The resolution, which was passed without a vote ‘as orally advised,’came on the heels of Thursday’s devastating earthquake in eastern Burma, which, according to local sources, has claimed more than more than 150 lives so far.
Introducing the resolution on behalf of the European Union (EU), Hungary, which currently holds the EU presidency, said that some of the reported human rights violations could constitute ‘crimes against humanity,’ and urged the ruling Burmese regime to investigate all reports of human rights violations and to ‘bring those responsible to justice.’
But the resolution stopped short of calling for a UN-led Commission of Inquiry (CoI) into serious breach of international human rights and humanitarian laws in Burma, a key recommendation made by the UN rights expert Mr Quintana in his latest report to the Human Rights Council on March 14.
So far 16 countries in the world have openly endorsed a UN Commission of Inquiry into alleged rights abuses in Burma. But while more states are already supportive of the CoI in principle, they have yet to publicly delcare their endorsement, waiting to see what transpires out of the ‘new’ Burmese governmrent, according to Burmese activists lobbying states during the Universal Periodic Review on Burma in January in Geneva.
Responding to the introduction of the resolution, Burmese delegate at the United Nations Thant Kyaw said “it [the resolution] pursued its political purpose by demanding the sovereign State to recognize a certain political group as well as to remove the impunity clause of the country’s Constitution.”
In a draft resolution circulated on March 18, 37 countires have called on the military regime to end impunity in Burma and to ‘halt discrimination against Rhohingya, Karen, Chin, Shan and Mon and other ethnic groups.’
In his report earlier this month, the UN rights expert specifically highlighed discrimination against the Chins, among other types of systematic discrimination against ethnic and religious minorities in Burma.
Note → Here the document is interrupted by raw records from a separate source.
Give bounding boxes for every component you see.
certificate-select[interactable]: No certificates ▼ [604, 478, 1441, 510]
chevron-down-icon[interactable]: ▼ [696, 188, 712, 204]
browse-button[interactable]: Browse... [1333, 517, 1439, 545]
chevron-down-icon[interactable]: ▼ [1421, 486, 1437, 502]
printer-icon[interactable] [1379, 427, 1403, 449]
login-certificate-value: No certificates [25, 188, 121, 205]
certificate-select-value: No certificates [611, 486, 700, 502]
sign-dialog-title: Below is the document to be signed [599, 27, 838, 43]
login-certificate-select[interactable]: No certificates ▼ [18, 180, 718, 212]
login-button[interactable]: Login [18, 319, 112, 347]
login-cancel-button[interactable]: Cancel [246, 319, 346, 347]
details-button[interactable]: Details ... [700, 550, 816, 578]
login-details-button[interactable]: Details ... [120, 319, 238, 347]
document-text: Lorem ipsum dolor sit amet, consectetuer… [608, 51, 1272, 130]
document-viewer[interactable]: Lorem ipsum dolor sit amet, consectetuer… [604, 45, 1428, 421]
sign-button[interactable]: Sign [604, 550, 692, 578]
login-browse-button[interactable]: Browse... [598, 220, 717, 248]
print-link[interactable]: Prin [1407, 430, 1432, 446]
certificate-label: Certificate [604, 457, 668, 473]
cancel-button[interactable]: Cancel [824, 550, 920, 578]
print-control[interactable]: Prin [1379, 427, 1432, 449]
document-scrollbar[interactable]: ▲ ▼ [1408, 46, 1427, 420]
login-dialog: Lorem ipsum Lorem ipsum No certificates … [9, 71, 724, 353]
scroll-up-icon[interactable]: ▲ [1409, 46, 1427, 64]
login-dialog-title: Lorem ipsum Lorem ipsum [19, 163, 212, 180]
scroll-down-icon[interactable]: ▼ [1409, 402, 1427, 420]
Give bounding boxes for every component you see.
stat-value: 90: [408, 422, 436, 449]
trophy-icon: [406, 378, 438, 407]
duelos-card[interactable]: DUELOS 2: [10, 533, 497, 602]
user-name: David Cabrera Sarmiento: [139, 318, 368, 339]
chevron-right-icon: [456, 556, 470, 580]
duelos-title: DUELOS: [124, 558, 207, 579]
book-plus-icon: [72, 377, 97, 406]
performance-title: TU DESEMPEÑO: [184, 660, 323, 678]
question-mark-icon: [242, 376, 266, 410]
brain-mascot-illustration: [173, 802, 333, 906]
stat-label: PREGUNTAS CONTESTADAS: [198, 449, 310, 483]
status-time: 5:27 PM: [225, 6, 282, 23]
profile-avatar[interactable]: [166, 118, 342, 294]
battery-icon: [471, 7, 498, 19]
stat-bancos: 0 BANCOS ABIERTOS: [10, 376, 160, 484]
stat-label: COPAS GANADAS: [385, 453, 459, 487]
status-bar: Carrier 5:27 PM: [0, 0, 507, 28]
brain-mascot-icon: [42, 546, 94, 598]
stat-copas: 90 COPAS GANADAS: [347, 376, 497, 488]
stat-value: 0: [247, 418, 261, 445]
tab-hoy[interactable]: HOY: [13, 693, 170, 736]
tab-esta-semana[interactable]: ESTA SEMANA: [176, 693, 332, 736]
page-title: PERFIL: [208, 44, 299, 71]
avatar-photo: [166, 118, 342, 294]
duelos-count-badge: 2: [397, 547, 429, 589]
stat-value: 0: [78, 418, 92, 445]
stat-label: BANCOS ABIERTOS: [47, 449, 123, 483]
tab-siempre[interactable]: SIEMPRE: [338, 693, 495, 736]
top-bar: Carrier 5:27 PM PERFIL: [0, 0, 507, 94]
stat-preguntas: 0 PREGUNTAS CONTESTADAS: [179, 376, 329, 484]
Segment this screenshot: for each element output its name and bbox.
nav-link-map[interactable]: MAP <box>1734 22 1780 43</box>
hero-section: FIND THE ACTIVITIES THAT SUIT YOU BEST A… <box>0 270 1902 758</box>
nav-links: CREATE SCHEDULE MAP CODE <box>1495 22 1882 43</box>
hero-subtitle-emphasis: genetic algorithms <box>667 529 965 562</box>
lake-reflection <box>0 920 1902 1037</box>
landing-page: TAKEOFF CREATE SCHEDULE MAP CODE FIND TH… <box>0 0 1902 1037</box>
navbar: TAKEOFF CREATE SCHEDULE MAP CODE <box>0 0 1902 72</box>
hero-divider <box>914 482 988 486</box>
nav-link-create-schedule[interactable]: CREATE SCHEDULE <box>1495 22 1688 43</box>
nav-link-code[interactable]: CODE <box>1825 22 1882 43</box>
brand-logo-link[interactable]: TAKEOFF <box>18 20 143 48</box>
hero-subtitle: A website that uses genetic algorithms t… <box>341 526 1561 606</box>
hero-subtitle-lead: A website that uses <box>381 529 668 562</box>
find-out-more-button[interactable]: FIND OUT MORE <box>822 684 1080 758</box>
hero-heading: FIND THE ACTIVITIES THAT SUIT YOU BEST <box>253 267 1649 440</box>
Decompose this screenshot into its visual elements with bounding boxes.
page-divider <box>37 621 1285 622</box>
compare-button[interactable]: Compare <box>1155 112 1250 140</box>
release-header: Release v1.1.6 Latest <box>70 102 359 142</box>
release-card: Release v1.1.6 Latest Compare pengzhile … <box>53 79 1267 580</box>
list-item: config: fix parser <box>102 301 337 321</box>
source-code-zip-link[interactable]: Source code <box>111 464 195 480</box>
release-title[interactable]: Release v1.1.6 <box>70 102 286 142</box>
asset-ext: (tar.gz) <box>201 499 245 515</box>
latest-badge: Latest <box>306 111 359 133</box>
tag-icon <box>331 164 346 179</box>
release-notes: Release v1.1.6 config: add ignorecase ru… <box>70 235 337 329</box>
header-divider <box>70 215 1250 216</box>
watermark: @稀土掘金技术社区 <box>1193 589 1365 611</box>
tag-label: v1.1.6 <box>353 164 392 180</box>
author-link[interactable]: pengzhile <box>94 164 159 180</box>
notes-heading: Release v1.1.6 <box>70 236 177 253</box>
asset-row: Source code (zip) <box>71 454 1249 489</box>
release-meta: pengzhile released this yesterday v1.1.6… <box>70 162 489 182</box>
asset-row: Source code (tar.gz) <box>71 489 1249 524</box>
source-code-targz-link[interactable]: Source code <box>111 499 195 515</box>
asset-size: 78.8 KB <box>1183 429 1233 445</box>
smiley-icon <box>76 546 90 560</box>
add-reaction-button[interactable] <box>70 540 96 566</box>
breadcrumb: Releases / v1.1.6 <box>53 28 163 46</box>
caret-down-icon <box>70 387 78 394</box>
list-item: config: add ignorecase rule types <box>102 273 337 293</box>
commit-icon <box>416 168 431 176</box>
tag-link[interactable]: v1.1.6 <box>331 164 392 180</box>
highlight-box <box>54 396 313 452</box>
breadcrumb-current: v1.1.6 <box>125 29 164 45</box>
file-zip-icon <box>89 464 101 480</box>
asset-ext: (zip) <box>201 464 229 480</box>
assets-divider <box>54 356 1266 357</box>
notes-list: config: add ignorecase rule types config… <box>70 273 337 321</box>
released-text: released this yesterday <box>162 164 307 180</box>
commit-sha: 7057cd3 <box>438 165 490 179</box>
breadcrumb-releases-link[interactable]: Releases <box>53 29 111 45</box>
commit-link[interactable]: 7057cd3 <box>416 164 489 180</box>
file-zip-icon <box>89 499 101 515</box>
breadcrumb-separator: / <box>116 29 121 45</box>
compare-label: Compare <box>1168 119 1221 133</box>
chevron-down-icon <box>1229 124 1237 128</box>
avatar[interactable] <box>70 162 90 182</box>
In both his written report and oral statement to the Human Rights Council, the Argentinean lawyer said that the Chins are deprived of both their cultural and religious rights, in addition to being subject to a range of other human rights abuses.
China and Russia, the two countries that previously vetoed the Burma resolutions at the UN Security Council, opposed the resolution stating that they ‘could not join the consensus.’
But two of Burma’s Asean allies, Thailand and Malaysia endorsed the resolution despite some reservations.
Reciprocating condolences to victims of the natural disaster in Burma, Japanese delegate Kenichi Suganuma urged Burma to implement “recommendations from its Universal Periodic Review in January.”